The tradition of ‘Back to school blues’

back to school (2)

Schools in Zimbabwe opened earlier this week and that statement alone opens the floodgates on an emotional subject. Ask any parent and pupil and you will get the very definition of distress.

I listened to a news story on Star FM about parents who were upset that their children were being turned away for not having paid fees. The crisis seems to affect those with kids at boarding schools more.

Boarding school pupils were not being allowed onto the buses that were supposed to transport them to their schools in “bundusburg,” unless they produced proof that they had paid fees in full.

The parents interviewed were passing the buck to banks that were limiting withdrawals and the economy.

Yet these parents had the opportunity to make prior arrangements for the necessary withdrawals in good time. Unless of course, they are broke.

The schools, on the other hand, argue that it would be unfair for these pupils to be allowed into boarding facilities while their parents raise the fees.

Whose food would they consume in the meantime?

If they failed to raise the fees during the holidays, what guarantee is there that they will be able to raise it before end of term? All these are questions that need urgent answers.

Parents of pupils who have paid are far from compassionate. They say that if those parents who have not paid were having problems raising fees, then they should have transferred them to cheaper ones. And there are many of them.

The argument that particular schools produce excellent results holds little water given that schools like Maboleni can produce a broadcaster, doctor or a civil engineer for that matter.

Authorities advise both schools and parents to stop traumatising innocent pupils in their fee wars. On the one hand, you have schools that will embarrass pupils for the inadequacies or outright intransigence of their parents.

Stories abound of rude school administrators who dress down pupils for not having paid fees. Often to the point of causing severe psychological trauma.

Parents, on their part, should refrain from pushing their children to school when they have not paid a single dollar. It’s like using them as human shields to buy time. It’s not fair on the kids, and the schools.

For the pupils, going back to school holds a curious mix of emotions. While they anticipate learning new things, meeting new teachers and friends, they also dread the horror that awaits them.

The regimental nature of Zimbabwe’s school system carries with it a sadism only duplicated in a prison. The ‘uniform crackdown’ on the first day of term has become a common ritual.

The strict dress code is a sad reflection of a generation gap between teachers and pupils. I know because I have been there.

It’s a tetchy issue, particularly in ‘girls only’ schools where pupils believe they are being persecuted by aging teachers who envy their youthfulness.

That is the impression I got when I was a senior master years ago.

Lady teachers would bring sobbing female pupils into my office demanding they be disciplined for being rude.

The rudeness would be from the fact that the said pupils would have refused to cut their hair (often permed) or to lower the hem of skirts that revealed more than they should.

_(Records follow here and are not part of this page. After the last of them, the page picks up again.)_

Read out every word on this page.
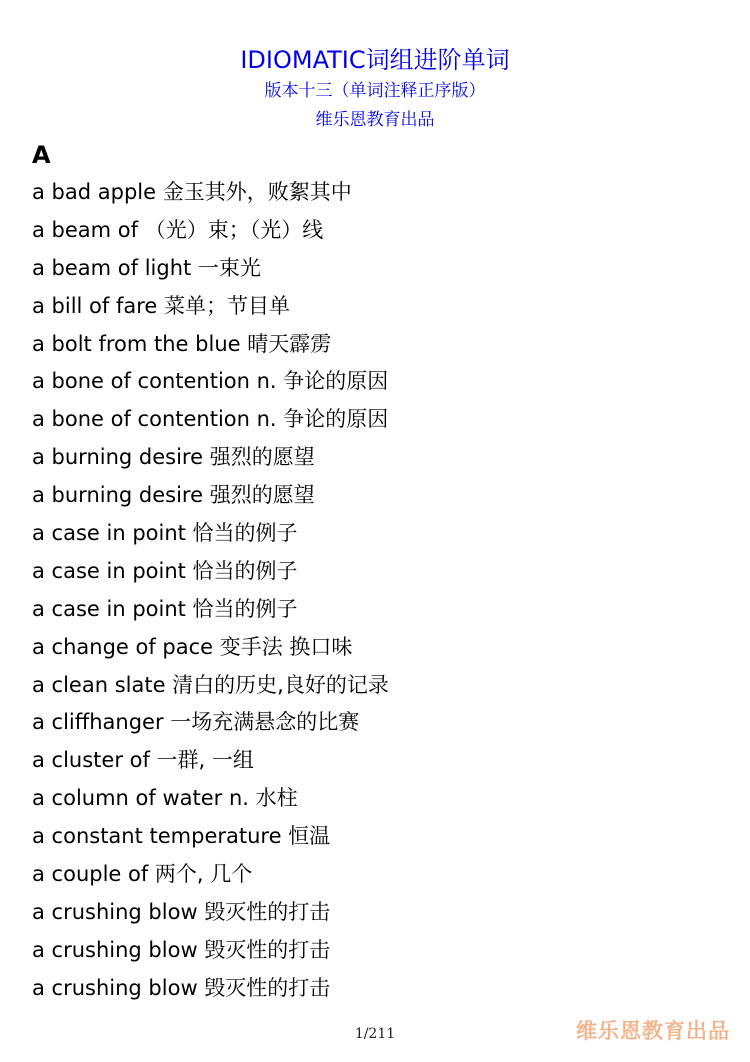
IDIOMATIC词组进阶单词

版本十三（单词注释正序版）

维乐恩教育出品

A
a bad apple 金玉其外，败絮其中
a beam of （光）束；（光）线
a beam of light 一束光
a bill of fare 菜单；节目单
a bolt from the blue 晴天霹雳
a bone of contention n. 争论的原因
a bone of contention n. 争论的原因
a burning desire 强烈的愿望
a burning desire 强烈的愿望
a case in point 恰当的例子
a case in point 恰当的例子
a case in point 恰当的例子
a change of pace 变手法 换口味
a clean slate 清白的历史,良好的记录
a cliffhanger 一场充满悬念的比赛
a cluster of 一群, 一组
a column of water n. 水柱
a constant temperature 恒温
a couple of 两个, 几个
a crushing blow 毁灭性的打击
a crushing blow 毁灭性的打击
a crushing blow 毁灭性的打击
1/211	维乐恩教育出品
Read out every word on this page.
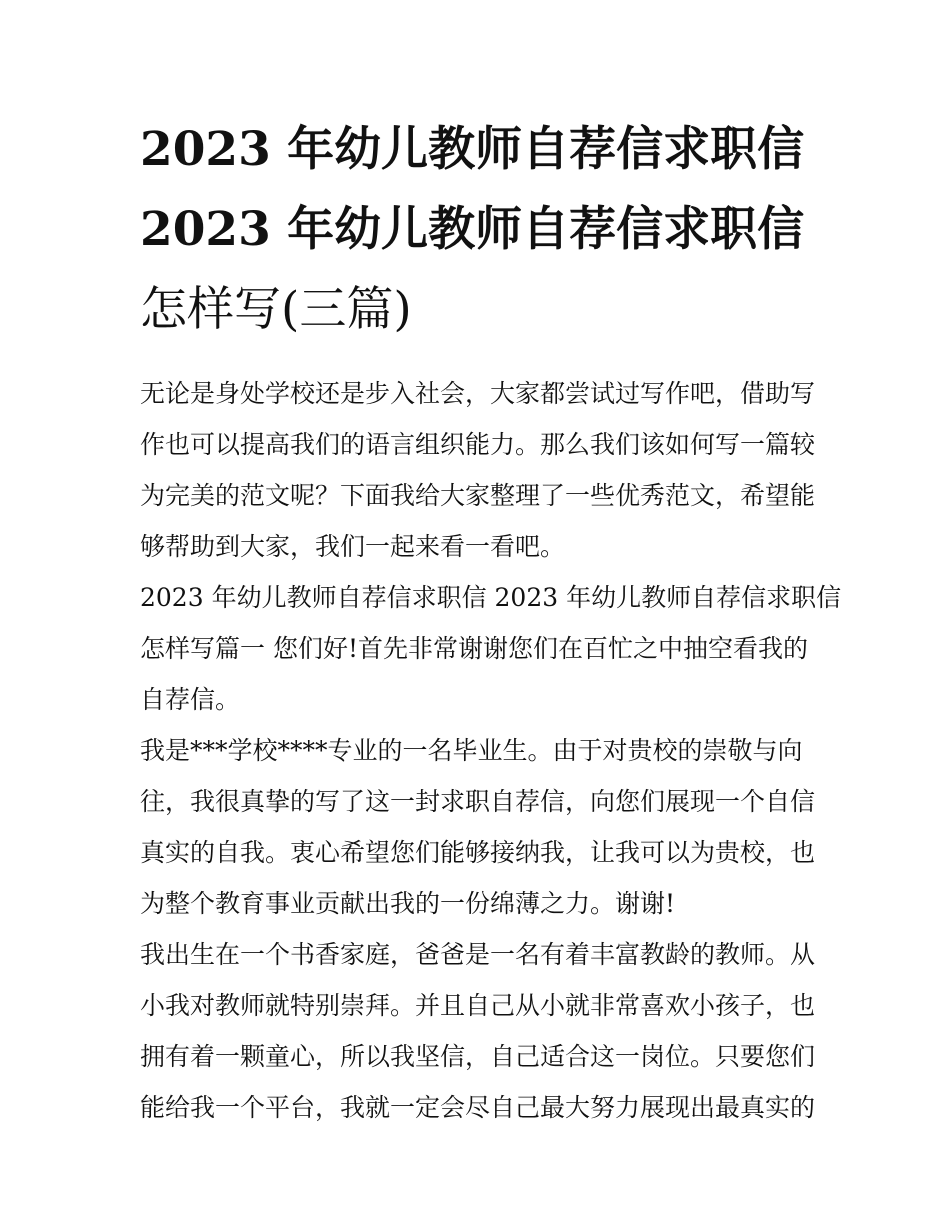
2023 年幼儿教师自荐信求职信
2023 年幼儿教师自荐信求职信
怎样写(三篇)

无论是身处学校还是步入社会，大家都尝试过写作吧，借助写
作也可以提高我们的语言组织能力。那么我们该如何写一篇较
为完美的范文呢？下面我给大家整理了一些优秀范文，希望能
够帮助到大家，我们一起来看一看吧。

2023 年幼儿教师自荐信求职信 2023 年幼儿教师自荐信求职信
怎样写篇一 您们好!首先非常谢谢您们在百忙之中抽空看我的
自荐信。

我是***学校****专业的一名毕业生。由于对贵校的崇敬与向
往，我很真挚的写了这一封求职自荐信，向您们展现一个自信
真实的自我。衷心希望您们能够接纳我，让我可以为贵校，也
为整个教育事业贡献出我的一份绵薄之力。谢谢!

我出生在一个书香家庭，爸爸是一名有着丰富教龄的教师。从
小我对教师就特别崇拜。并且自己从小就非常喜欢小孩子，也
拥有着一颗童心，所以我坚信，自己适合这一岗位。只要您们
能给我一个平台，我就一定会尽自己最大努力展现出最真实的
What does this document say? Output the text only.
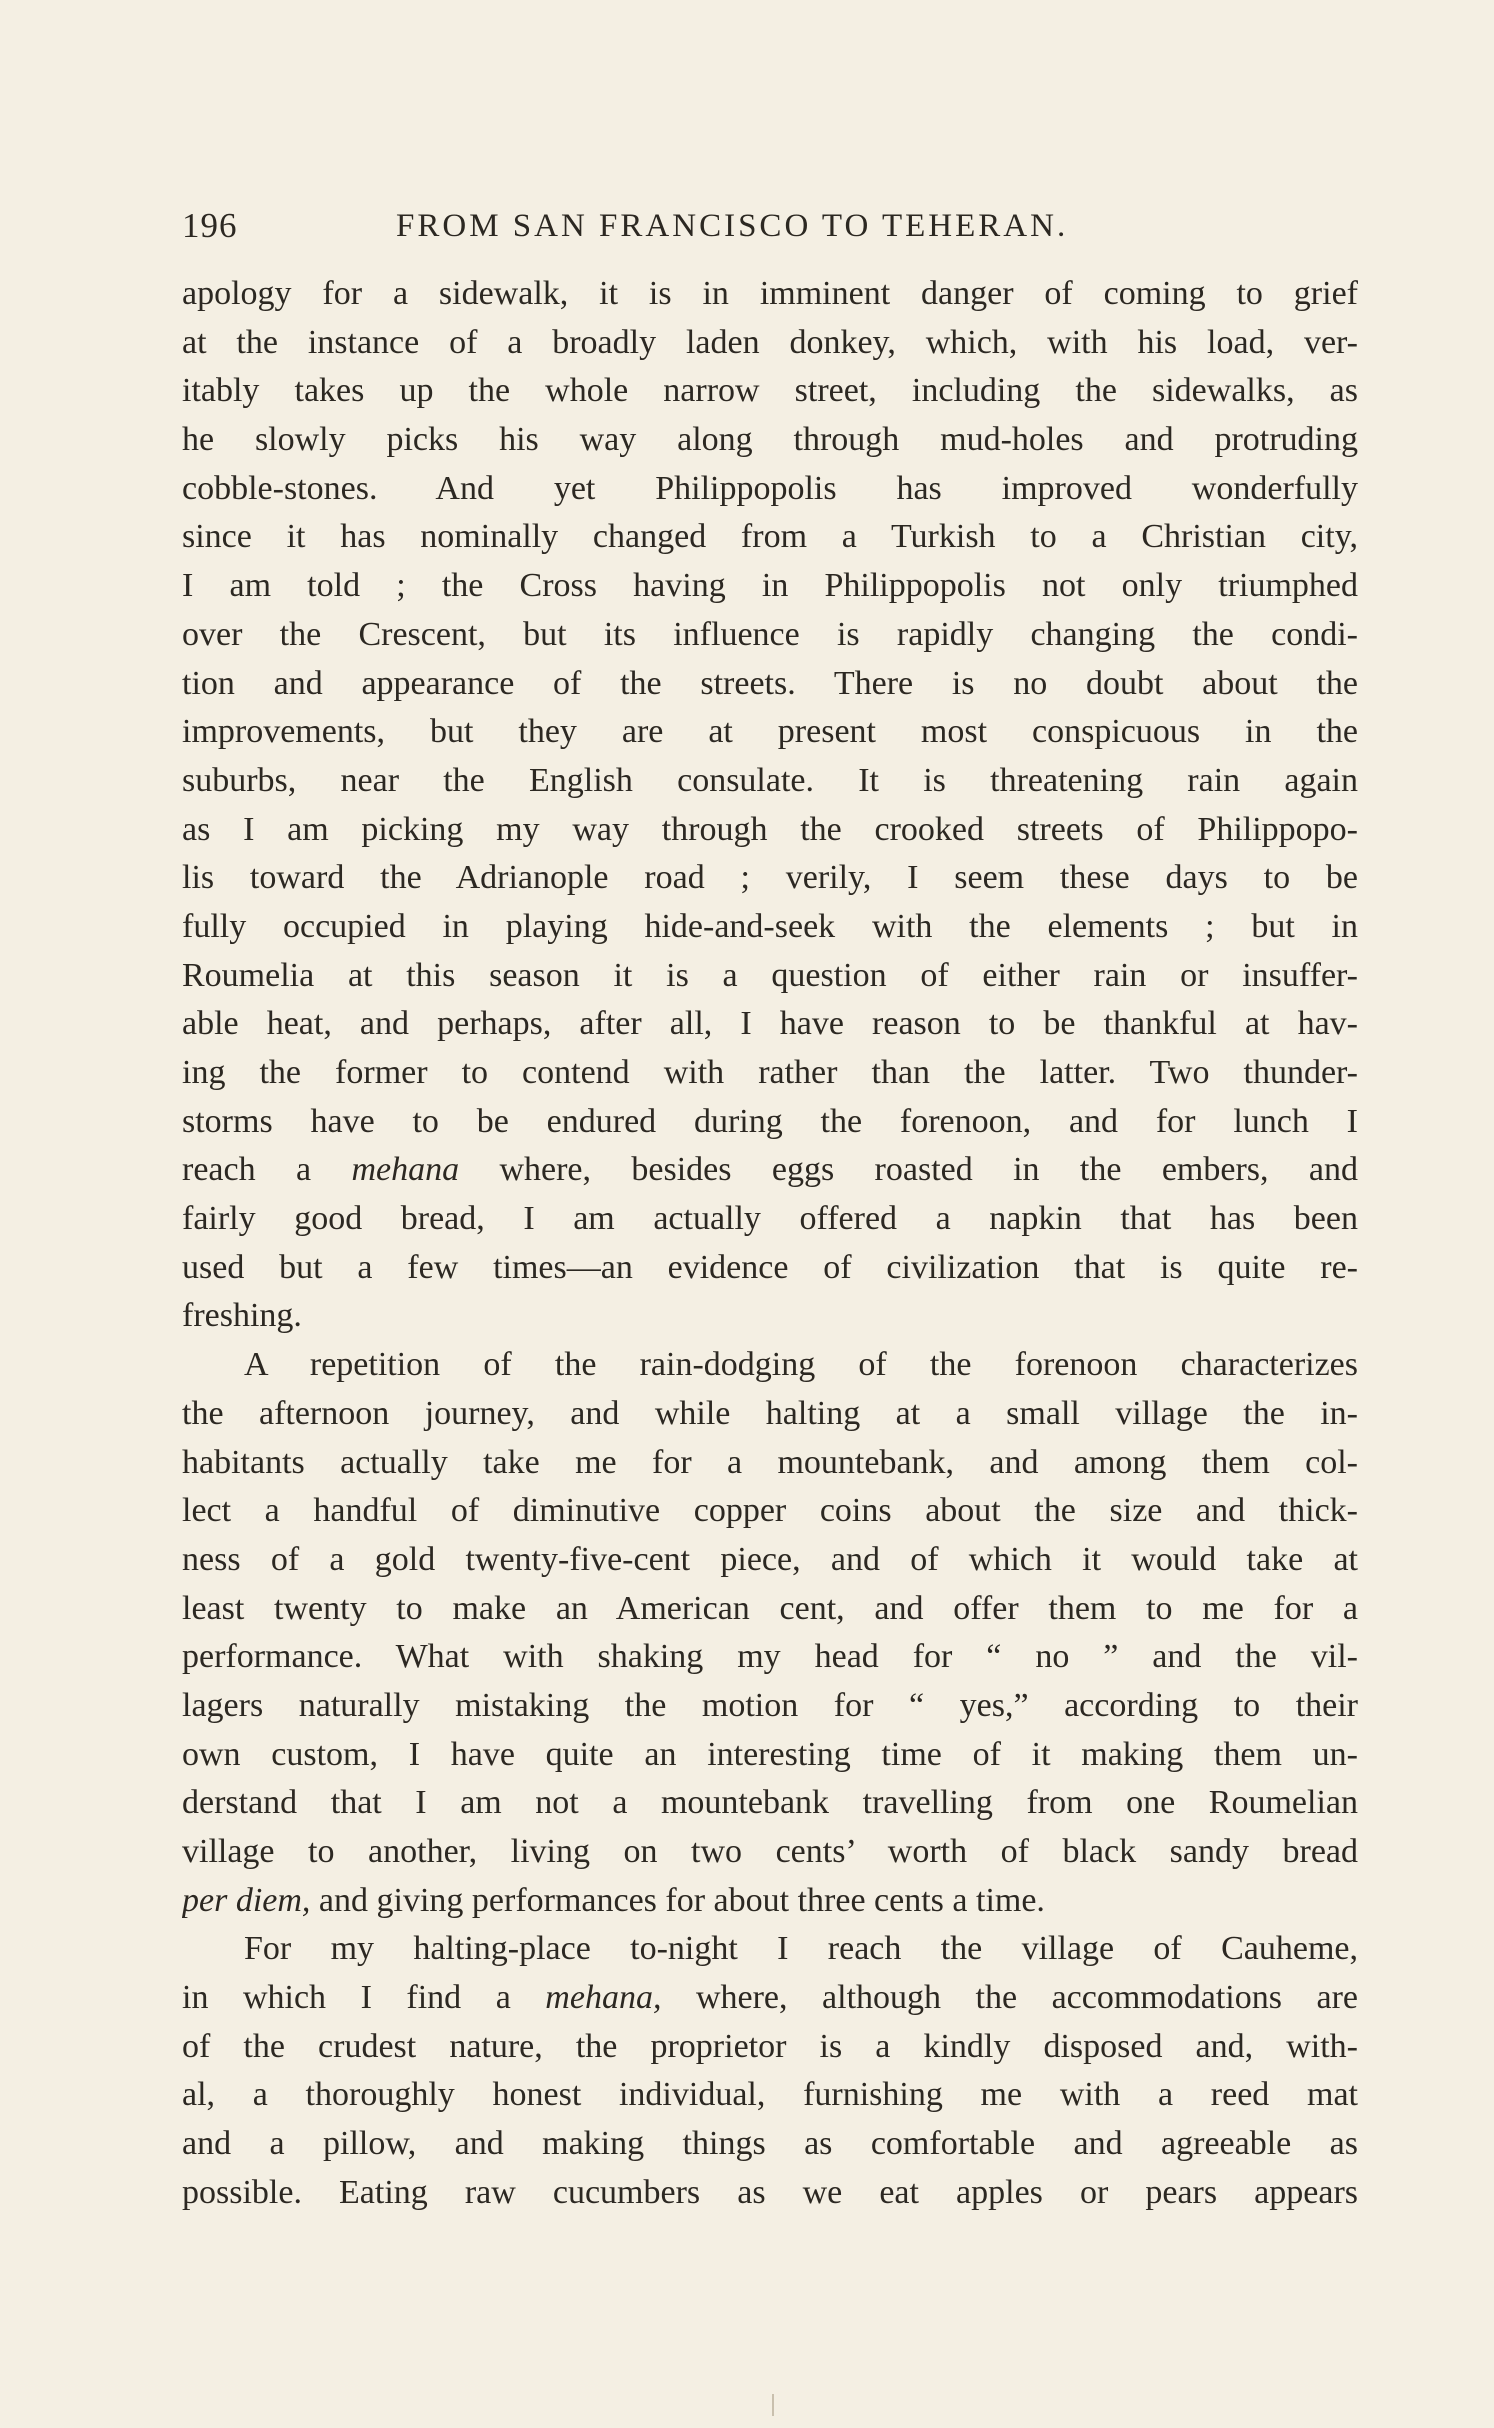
196	FROM SAN FRANCISCO TO TEHERAN.
apology for a sidewalk, it is in imminent danger of coming to grief
at the instance of a broadly laden donkey, which, with his load, ver-
itably takes up the whole narrow street, including the sidewalks, as
he slowly picks his way along through mud-holes and protruding
cobble-stones. And yet Philippopolis has improved wonderfully
since it has nominally changed from a Turkish to a Christian city,
I am told ; the Cross having in Philippopolis not only triumphed
over the Crescent, but its influence is rapidly changing the condi-
tion and appearance of the streets. There is no doubt about the
improvements, but they are at present most conspicuous in the
suburbs, near the English consulate. It is threatening rain again
as I am picking my way through the crooked streets of Philippopo-
lis toward the Adrianople road ; verily, I seem these days to be
fully occupied in playing hide-and-seek with the elements ; but in
Roumelia at this season it is a question of either rain or insuffer-
able heat, and perhaps, after all, I have reason to be thankful at hav-
ing the former to contend with rather than the latter. Two thunder-
storms have to be endured during the forenoon, and for lunch I
reach a mehana where, besides eggs roasted in the embers, and
fairly good bread, I am actually offered a napkin that has been
used but a few times—an evidence of civilization that is quite re-
freshing.
A repetition of the rain-dodging of the forenoon characterizes
the afternoon journey, and while halting at a small village the in-
habitants actually take me for a mountebank, and among them col-
lect a handful of diminutive copper coins about the size and thick-
ness of a gold twenty-five-cent piece, and of which it would take at
least twenty to make an American cent, and offer them to me for a
performance. What with shaking my head for “ no ” and the vil-
lagers naturally mistaking the motion for “ yes,” according to their
own custom, I have quite an interesting time of it making them un-
derstand that I am not a mountebank travelling from one Roumelian
village to another, living on two cents’ worth of black sandy bread
per diem, and giving performances for about three cents a time.
For my halting-place to-night I reach the village of Cauheme,
in which I find a mehana, where, although the accommodations are
of the crudest nature, the proprietor is a kindly disposed and, with-
al, a thoroughly honest individual, furnishing me with a reed mat
and a pillow, and making things as comfortable and agreeable as
possible. Eating raw cucumbers as we eat apples or pears appears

From a male stand-point I obviously saw no problem with how the pupil looked. Yet from the teacher’s, the pupil’s appearance deserved strong public censure. That was until the appointment of a female senior teacher saved me from the troubles.

For some reason, school heads equated improper dressing at schools to underperformance.

I found that ridiculous, even now, 16 years after I left the profession. Worse was the teacher’s dress code that was re-imposed when I started teaching.

Not only was it colonial, it was downright repressive. Ask anyone that I taught, a sharp dresser I was, but it was a result of me exercising the freedom of expression (through fashion) rather than regulation.

If a teacher chose to look like a tree, who were we to deny him or her the satisfaction?

The issue of appearance reached explosive proportions down south recently, when pupils at a girls’ high school went ballistic over school rules regarding their ‘unruly’ African hair.

The protest opened a can of worms about racism at the school that had been kept under wraps.

No issue beats the emotions surrounding those of diet at boarding. This is where the comparison of school and prison comes in.

At my alma mater, Fletcher high school, we rioted twice over issues of food in the early 80s.

And yet the school boasted of the most cosmopolitan menus around. It was over samp which we derogatively dubbed ‘bullets.’

If pupils out there think that this article comes to their defence on a number of critical issues, they should stop celebrating. The reality is that we all went through this and it will not change very soon.

The reason being that education authorities at the very top are the result of a career conveyor belt that retains rather than change the status quo.

The position of education authorities is illustrated by the first letter that I wrote to my mother from boarding school.

I warned her not to expect too much of my performance, because we had “too many subjects to learn.”

She responded, “I can assure you will get out of all this alive. I did, otherwise you wouldn’t be around.” That shut me up for the rest of high school.

On a lighter note, imagine a teacher marking this. The comment would read something like this: “This article is all over the place.

You really don’t know what you want to write about. If you are attacking, do so. If you are defending, ditto.

Get your head screwed on straight. Otherwise a reasonable treatment of the subject matter. Whatever it is.” (See Me!!)